I need a scrape expert. I'm looking at scraping [url removed, login to view] and obtaining the following attributes stored in a CSV file:
Main category title
Sub category title
Item photo filename (filename only not URL)
* Download of the main product image into /imgs/ named the filename above
The script will begin here:
[url removed, login to view]
1. Your duty will be to scape all the "sub-categories" of each main category
2. Your scrape will take 1,000 items per category (this requires your script to visit the "next pagination" to obtain more results if 1,000 hasn't been reached yet. I believe they show 30 per page.

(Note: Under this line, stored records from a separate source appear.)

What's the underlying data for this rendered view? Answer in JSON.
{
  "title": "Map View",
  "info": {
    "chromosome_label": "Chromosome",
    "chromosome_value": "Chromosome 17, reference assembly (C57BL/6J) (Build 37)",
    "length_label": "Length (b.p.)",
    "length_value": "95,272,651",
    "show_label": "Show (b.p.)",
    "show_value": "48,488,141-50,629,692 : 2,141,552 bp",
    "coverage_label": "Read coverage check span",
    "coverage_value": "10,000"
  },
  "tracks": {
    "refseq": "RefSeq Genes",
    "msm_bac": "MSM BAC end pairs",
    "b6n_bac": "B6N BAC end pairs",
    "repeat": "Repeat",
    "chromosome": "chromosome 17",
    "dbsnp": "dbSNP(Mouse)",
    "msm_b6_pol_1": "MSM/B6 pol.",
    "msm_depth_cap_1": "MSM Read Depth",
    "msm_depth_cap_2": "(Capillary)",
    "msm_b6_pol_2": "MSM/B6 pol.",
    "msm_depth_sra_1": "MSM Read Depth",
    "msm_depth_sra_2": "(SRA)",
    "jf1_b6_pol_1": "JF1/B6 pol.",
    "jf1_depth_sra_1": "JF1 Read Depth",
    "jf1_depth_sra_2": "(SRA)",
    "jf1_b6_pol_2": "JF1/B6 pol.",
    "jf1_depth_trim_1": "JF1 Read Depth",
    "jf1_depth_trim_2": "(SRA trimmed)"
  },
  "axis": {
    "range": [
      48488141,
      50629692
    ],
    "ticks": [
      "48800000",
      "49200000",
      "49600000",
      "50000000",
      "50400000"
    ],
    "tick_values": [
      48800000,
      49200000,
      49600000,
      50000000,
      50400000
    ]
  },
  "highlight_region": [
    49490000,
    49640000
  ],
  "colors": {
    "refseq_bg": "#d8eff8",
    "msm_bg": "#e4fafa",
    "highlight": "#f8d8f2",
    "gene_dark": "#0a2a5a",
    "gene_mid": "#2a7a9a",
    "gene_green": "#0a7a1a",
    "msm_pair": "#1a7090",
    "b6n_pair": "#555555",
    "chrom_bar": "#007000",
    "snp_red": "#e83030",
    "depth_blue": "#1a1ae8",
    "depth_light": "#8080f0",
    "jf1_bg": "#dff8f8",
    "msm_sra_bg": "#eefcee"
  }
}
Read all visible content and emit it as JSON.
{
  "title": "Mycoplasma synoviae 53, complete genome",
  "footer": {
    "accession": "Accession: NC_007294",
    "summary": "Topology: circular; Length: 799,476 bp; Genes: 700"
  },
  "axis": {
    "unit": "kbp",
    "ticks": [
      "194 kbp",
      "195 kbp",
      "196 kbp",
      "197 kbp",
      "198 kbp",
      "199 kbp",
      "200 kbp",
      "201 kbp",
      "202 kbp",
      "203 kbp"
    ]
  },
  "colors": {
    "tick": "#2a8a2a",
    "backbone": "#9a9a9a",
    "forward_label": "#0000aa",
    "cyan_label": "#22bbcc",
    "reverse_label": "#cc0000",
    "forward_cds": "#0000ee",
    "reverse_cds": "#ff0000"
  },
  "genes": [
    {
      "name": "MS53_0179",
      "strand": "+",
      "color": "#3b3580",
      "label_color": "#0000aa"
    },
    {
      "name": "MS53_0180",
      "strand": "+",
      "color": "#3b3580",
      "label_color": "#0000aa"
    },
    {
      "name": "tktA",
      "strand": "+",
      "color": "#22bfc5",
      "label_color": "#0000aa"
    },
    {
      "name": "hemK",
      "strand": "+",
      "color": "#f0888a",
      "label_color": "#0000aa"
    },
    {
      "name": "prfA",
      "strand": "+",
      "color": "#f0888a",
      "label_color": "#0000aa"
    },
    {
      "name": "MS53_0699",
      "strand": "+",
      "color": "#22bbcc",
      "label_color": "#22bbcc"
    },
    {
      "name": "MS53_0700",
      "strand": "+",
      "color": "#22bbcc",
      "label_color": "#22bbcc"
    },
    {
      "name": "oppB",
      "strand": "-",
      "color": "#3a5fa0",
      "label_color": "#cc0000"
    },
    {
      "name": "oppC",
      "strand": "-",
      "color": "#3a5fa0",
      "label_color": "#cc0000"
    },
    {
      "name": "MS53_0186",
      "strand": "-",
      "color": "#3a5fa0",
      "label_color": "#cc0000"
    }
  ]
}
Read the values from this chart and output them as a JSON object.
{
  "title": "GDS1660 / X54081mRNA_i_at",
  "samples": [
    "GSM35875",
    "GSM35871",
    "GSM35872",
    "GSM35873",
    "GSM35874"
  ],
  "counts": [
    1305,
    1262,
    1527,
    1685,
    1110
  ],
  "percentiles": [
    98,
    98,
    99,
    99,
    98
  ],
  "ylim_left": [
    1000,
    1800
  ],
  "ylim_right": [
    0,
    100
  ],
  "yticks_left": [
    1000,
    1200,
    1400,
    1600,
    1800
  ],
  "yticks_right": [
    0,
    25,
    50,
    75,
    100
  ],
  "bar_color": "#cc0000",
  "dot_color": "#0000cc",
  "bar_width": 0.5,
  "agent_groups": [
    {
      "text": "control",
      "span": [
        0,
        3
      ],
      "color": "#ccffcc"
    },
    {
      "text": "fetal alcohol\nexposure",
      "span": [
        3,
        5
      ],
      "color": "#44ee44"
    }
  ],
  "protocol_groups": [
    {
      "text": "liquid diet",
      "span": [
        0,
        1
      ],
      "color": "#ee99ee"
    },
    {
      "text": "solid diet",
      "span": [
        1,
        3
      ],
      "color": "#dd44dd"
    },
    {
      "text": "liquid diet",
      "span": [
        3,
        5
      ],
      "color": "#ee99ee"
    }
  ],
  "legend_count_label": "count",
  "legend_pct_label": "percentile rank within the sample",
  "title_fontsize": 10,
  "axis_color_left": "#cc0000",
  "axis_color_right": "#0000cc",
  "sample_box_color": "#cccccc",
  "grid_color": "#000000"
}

3. For each result of 30 items per page, your script must visit the "item detail page for each item" and scrape the image filename of the picture, download of the product photo to be saved into /imgs/[url removed, login to view] locally, price, shipping cost, title and description. The CSV will simply store the filename of the image but also requires downloading it into /imgs/filename.jpg.. this is very important we have the pictures locally saved.
I need the photo since these listings may expire and when I import my CSV the images may be dead.. so I need them to be downloaded and stored in /imgs/
4. Some "categories" don't have 1,000 items within, so just move to the next category.
At the end, I should expect a CSV format like:
'Main category title','Category title','Product title','Product description','Price','Shipping','Condition','Item photo filename'
and also a /img/ folder with all the item photo filenames as specified in the CSV above.
Please be sure your script escapes single quote ' characters with \' so it doesn't break the CSV formatting for the fields..
Looking forward for a quick turn around.